Kergaard's Korner
8-16-02

by Dave Kergaard
special to Delaware Sports
Build Muscle! Burn Fat!
It is a myth that cardiovascular exercise is the best way to get rid of unwanted
body fat. Although you need aerobic exercise to strengthen your heart, lungs,
veins, and pump nutrients through your system, it is still not the best way to
lose body fat. You must incorporate weight training into your exercise regiment
in order to lose body fat and even more importantly to look the way you always
wanted to once you have lost that fat.
The secret to fat loss is not in how many calories you burn while exercising or
how many calories you neglect to eat in order to force yourself into a deficit.
The secret is in how many calories you burn the other twenty-three hours that
day and in the next twenty-four hours or so you spend not exercising on your off
days. How much muscle you carry regulates your fat burning. Muscle burns
calories for your body to use as energy and fat does nothing, but look bad. The
more muscle, even if it is just a little more, the more fat you will naturally
burn while relaxing between gym sessions or while hanging out with your friends
at the local coffee house.
High intensity weight training burns fat after exercise well beyond what
researchers originally believed. Studies have shown the metabolism to remain
elevated for sixteen hours following resistance exercise. In a new study by Dr.

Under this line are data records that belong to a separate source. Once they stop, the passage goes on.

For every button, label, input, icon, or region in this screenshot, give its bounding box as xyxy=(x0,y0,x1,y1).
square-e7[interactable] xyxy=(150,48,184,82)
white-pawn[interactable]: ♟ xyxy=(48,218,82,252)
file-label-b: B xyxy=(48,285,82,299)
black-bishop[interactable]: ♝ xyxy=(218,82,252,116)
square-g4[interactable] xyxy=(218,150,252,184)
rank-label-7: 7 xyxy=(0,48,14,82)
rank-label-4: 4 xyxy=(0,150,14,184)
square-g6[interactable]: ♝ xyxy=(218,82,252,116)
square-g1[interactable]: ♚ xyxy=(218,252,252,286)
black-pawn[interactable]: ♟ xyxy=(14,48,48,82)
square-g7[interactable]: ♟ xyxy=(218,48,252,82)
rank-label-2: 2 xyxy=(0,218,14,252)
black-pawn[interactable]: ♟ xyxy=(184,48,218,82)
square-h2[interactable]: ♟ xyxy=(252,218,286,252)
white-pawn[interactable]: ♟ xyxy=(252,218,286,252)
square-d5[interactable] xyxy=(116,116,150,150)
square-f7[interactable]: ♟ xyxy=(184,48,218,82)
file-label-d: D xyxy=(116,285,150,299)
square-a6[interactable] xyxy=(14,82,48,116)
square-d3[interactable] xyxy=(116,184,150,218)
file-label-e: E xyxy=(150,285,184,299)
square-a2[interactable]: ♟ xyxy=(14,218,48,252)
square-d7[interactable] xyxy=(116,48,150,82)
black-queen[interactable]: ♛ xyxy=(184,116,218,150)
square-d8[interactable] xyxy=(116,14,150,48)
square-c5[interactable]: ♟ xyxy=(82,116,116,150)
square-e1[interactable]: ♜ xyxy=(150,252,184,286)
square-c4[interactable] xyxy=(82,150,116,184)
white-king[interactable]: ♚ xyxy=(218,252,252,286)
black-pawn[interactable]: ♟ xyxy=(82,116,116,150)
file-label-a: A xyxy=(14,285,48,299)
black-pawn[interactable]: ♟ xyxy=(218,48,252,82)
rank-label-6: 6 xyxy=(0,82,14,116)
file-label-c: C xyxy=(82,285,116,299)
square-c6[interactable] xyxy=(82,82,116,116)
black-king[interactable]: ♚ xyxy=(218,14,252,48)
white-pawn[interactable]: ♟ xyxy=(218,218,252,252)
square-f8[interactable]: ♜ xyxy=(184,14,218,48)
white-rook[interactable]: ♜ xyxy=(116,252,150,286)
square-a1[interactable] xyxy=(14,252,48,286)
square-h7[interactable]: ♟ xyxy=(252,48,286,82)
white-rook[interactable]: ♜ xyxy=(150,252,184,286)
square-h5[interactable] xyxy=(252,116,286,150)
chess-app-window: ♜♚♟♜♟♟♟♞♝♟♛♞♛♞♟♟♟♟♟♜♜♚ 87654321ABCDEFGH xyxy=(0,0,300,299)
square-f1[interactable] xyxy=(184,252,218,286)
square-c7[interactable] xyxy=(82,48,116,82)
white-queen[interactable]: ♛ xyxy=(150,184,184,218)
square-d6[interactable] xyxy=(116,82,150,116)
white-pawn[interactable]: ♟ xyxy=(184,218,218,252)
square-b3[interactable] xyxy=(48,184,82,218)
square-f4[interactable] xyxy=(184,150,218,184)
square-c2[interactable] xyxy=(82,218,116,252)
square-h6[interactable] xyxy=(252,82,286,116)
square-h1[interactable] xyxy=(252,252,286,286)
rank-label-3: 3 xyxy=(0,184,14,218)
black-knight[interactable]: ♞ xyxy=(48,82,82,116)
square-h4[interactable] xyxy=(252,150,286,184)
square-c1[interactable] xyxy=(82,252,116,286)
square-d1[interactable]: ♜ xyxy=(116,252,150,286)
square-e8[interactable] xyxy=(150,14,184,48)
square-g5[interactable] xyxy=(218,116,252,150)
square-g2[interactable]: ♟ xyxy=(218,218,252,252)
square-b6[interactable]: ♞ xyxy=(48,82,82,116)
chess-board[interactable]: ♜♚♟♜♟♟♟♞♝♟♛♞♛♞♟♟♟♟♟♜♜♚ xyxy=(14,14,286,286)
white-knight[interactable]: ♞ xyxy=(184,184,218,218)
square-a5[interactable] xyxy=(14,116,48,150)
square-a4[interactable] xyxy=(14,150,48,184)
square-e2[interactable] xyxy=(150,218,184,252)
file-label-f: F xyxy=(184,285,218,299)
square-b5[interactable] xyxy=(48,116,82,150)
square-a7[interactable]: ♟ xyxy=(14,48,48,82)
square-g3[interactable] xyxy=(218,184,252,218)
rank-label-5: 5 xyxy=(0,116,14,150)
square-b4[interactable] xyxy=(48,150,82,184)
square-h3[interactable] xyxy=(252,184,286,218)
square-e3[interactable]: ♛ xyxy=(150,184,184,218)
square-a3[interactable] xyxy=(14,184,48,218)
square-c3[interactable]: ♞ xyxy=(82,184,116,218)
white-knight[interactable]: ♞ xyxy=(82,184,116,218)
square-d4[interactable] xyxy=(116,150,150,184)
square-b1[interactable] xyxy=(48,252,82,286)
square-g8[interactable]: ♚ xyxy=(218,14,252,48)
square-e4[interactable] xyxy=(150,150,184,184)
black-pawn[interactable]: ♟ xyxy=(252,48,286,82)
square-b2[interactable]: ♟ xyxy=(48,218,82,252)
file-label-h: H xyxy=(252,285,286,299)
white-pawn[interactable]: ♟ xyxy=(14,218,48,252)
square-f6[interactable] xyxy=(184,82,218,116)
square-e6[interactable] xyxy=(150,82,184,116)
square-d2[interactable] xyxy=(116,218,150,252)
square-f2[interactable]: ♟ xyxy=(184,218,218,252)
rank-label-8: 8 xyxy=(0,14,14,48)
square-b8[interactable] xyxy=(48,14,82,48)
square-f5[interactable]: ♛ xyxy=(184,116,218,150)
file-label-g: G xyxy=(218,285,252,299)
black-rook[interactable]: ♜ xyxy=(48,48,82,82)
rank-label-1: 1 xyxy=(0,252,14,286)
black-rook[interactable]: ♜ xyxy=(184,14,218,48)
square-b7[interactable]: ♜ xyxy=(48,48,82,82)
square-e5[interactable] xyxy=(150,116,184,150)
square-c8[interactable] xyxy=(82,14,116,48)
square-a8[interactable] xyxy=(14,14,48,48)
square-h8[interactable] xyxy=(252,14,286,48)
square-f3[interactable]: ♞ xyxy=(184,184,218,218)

M.D. Schuenke, he and his colleagues at Ohio University put seven healthy men
through an intense half- hour workout consisting of four circuits of bench
press, power cleans, and squats. Each set was performed using the athlete’s
own predetermined ten repetition maximum and continued to failure. The
researchers found post exercise oxygen consumption (a good measure of the
metabolic rate and calorie expenditure) was significantly elevated for at least
thirty-eight hours post exercise. These results suggest that post exercise
oxygen consumption duration following resistance exercise extends well beyond
the previously reported duration of sixteen hours. Bottom line, hit the weights
hard and consistently and watch your waist line melt away. It seems simple
doesn’t it? All you have to do to burn body fat is to develop more muscle.
Whatever you know, think you know, or believe you know, the fact remains, we
need more muscle in order to burn more fat. But my advice is not what everyone
else teaches. The routines I will offer in later columns will specialize in
short cuts to achieve specific goals, in reduced periods of time, all completely
drug free. You see, muscle burns three times the amount of calories that fat
burns. The more muscle you can develop; the more fat you will burn. It is very
rewarding to see the plan in action.
One of my clients, Tina, a forty–six year old mother of three, tried for years
to reduce her 193- pound body weight with aerobics and various diets. A year
ago, Tina started lifting weights thirty minutes a day for four days a week.
Tina now weighs 133 pounds. Tina knows that this is not short term and she will
be a weight trainer for life. I want to emphasize the importance of eating
plenty of good food. Calorie restrictive diets do not work, because they remove
as much muscle as they do fat, and that only makes you look fatter, although
with clothes on, you may look smaller. Muscle is the only engine that burns fat.
The more muscle you lose, the less fat you burn. The goal then, is not to lose
weight, but to burn fat, which to occur, means gaining muscle.
Studies show that after we turn thirty, unless we lift weights every few days,
the body naturally loses almost a pound of muscle a year, and replaces it with
almost a pound of fat. But if 120 pound woman gains four pounds of lean muscle,
drops four pounds of fat, she increases her caloric requirements by as much as
20 percent and can lose a pound of fat in under a month with no additional
exercise. But she has to continue to weight train to build muscle while
maintaining her lower body fat. You can not resort back to bad habits and expect
your body to stay healthy. It is a life long matter. The amount of muscle mass
we carry is also a good indicator of our immune system, the strength of our
bones, and the ability to with stand stress as long as we keep our fat levels
down and maintain ourselves.
Dave is a personal trainer at Gold's Gym
who recently retired as assistant superintendent at Kent County School in
Maryland. Dave is a former Mr. Maryland. He is the former Head football Coach at
Kent County and was a fullback at Miami of Ohio under Bo Shembechler.